On the website for your insurance company, you should be able to find a formulary or preferred drug list. This is a list of generic and brand-name prescription drugs and devices covered under your plan. Formularies are categorized in four tiers, from Tier 1 (low-cost generic drugs) up to Tier 4 (unique, very high-cost specialty medications).

This information should be shared with your provider when determining which medication selection would be the most clinically and financially appropriate for you. Do not hesitate to discuss prescription coverage during your appointment as many providers are well versed in coverage determinations. Most maintenance medications for high cholesterol, high blood pressure, etc. are available in generics which fall into a Tier 1 with the lowest copay.

Brand-name-only or specialty medication?

If you need to change medications to a brand-name-only or specialty medication, the process may be more complicated.

First, check the formulary to find out which medications are covered. For the medications that are covered, there may be certain requirements that need to be met first, such as trying standard generic medications, or switching to a different class of medication. If you have tried these approaches and have not met your health goals, then advanced therapies become an option. This is known as step therapy.

Prior authorizations may be required as well. Your provider and insurance company discuss the history of treatment and clinical need for the medication in question. Once approved by the insurance company, the medication should be covered for a specific amount of time, typically one year. The process would be repeated in the event you require long-term therapy after the initial authorization has expired. Utilizing generic medications, progressing through step therapy, and obtaining prior authorizations have become mainstream.

Knowing in advance if a medication is on the formulary, what tier it falls under, and any additional requirements will help you have a successful trip to the pharmacy.

What options are available for high copays?

Before filling your medication, know what your copay is going to be by checking what tier it falls under. Typically, high copay medications are brand-name with no alternative generic.

Next, investigate if copay cards are available. Manufacturer copay cards, copay coupons, or copay assistance programs help offset the price of medications to help you save on out-of-pocket costs. This is as simple as Googling “copay card” for whatever medication you’re looking for. You will be required to complete an application that includes your insurance information, so have your card handy. Once approved, print your copay coupon and present it to your pharmacy.

If you are caught off guard at the pharmacy counter, this process can be done in a matter of minutes, even on your smart phone.
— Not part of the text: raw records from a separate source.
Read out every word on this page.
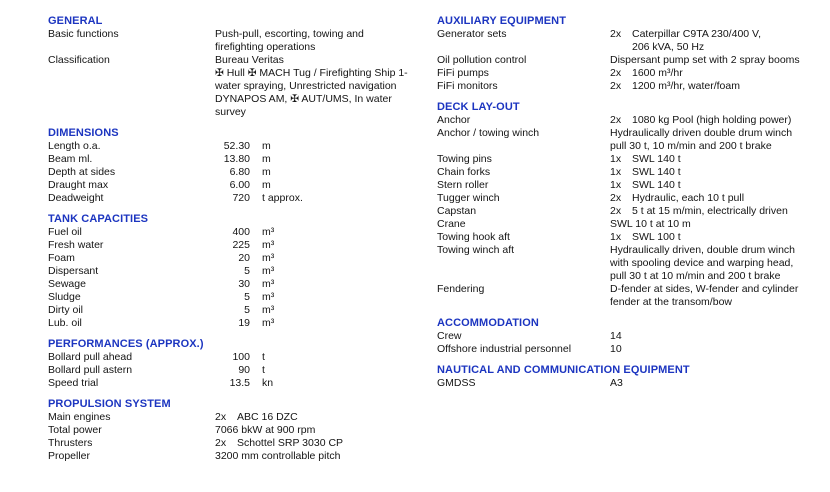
GENERAL
Basic functions	Push-pull, escorting, towing and
firefighting operations
Classification	Bureau Veritas
✠ Hull ✠ MACH Tug / Firefighting Ship 1-
water spraying, Unrestricted navigation
DYNAPOS AM, ✠ AUT/UMS, In water
survey
DIMENSIONS
Length o.a.	52.30 m
Beam ml.	13.80 m
Depth at sides	6.80 m
Draught max	6.00 m
Deadweight	720 t approx.
TANK CAPACITIES
Fuel oil	400 m³
Fresh water	225 m³
Foam	20 m³
Dispersant	5 m³
Sewage	30 m³
Sludge	5 m³
Dirty oil	5 m³
Lub. oil	19 m³
PERFORMANCES (APPROX.)
Bollard pull ahead	100 t
Bollard pull astern	90 t
Speed trial	13.5 kn
PROPULSION SYSTEM
Main engines	2x ABC 16 DZC
Total power	7066 bkW at 900 rpm
Thrusters	2x Schottel SRP 3030 CP
Propeller	3200 mm controllable pitch
AUXILIARY EQUIPMENT
Generator sets	2x Caterpillar C9TA 230/400 V,
206 kVA, 50 Hz
Oil pollution control	Dispersant pump set with 2 spray booms
FiFi pumps	2x 1600 m³/hr
FiFi monitors	2x 1200 m³/hr, water/foam
DECK LAY-OUT
Anchor	2x 1080 kg Pool (high holding power)
Anchor / towing winch	Hydraulically driven double drum winch
pull 30 t, 10 m/min and 200 t brake
Towing pins	1x SWL 140 t
Chain forks	1x SWL 140 t
Stern roller	1x SWL 140 t
Tugger winch	2x Hydraulic, each 10 t pull
Capstan	2x 5 t at 15 m/min, electrically driven
Crane	SWL 10 t at 10 m
Towing hook aft	1x SWL 100 t
Towing winch aft	Hydraulically driven, double drum winch
with spooling device and warping head,
pull 30 t at 10 m/min and 200 t brake
Fendering	D-fender at sides, W-fender and cylinder
fender at the transom/bow
ACCOMMODATION
Crew	14
Offshore industrial personnel	10
NAUTICAL AND COMMUNICATION EQUIPMENT
GMDSS	A3
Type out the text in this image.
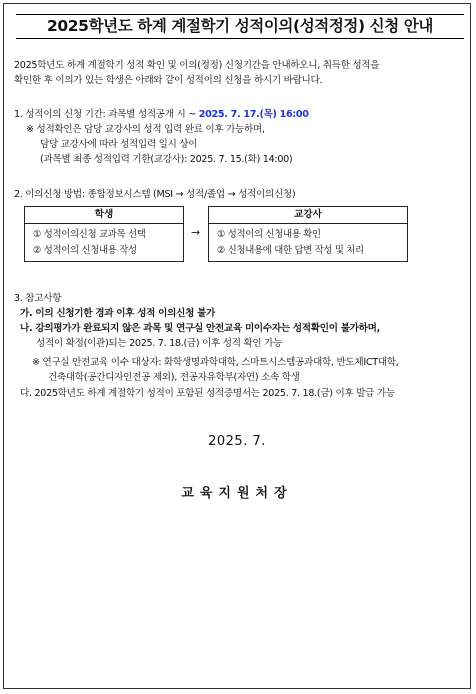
2025학년도 하계 계절학기 성적이의(성적정정) 신청 안내
2025학년도 하계 계절학기 성적 확인 및 이의(정정) 신청기간을 안내하오니, 취득한 성적을
확인한 후 이의가 있는 학생은 아래와 같이 성적이의 신청을 하시기 바랍니다.
1. 성적이의 신청 기간: 과목별 성적공개 시 ~ 2025. 7. 17.(목) 16:00
※ 성적확인은 담당 교강사의 성적 입력 완료 이후 가능하며,
담당 교강사에 따라 성적입력 일시 상이
(과목별 최종 성적입력 기한(교강사): 2025. 7. 15.(화) 14:00)
2. 이의신청 방법: 종합정보시스템 (MSI → 성적/졸업 → 성적이의신청)
학생
① 성적이의신청 교과목 선택
② 성적이의 신청내용 작성
→
교강사
① 성적이의 신청내용 확인
② 신청내용에 대한 답변 작성 및 처리
3. 참고사항
가. 이의 신청기한 경과 이후 성적 이의신청 불가
나. 강의평가가 완료되지 않은 과목 및 연구실 안전교육 미이수자는 성적확인이 불가하며,
성적이 확정(이관)되는 2025. 7. 18.(금) 이후 성적 확인 가능
※ 연구실 안전교육 이수 대상자: 화학생명과학대학, 스마트시스템공과대학, 반도체ICT대학,
건축대학(공간디자인전공 제외), 전공자유학부(자연) 소속 학생
다. 2025학년도 하계 계절학기 성적이 포함된 성적증명서는 2025. 7. 18.(금) 이후 발급 가능
2025. 7.
교육지원처장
Be sure to understand the terms and conditions. Copay cards do expire and have maximum limits.

What if the medication is not covered but your provider feels this is the best option for therapy?

Go to the manufacturer. Pharmaceutical companies have programs available for many widely prescribed brand-name and specialty medications. This type of program is different from a copay assistance card.

An application for a full assistance program requires your personal, financial, and insurance information. Your provider is also required to complete a section of the application. Once everything is in order, the manufacturer’s review will determine your eligibility. If you are approved, you will receive your medication for free for one year.

Assistance applications may be found on the manufacturers’ websites or by asking your doctor’s office. Many specific disease clinics typically have applications on hand. Remember, this is different from the copay assistance.

Preparation is key when approaching medical and pharmacy benefits. Seek proper education and resources available through your insurance carrier, look for coupons, and ask questions. You want the best possible outcome for your health. Don’t settle for less.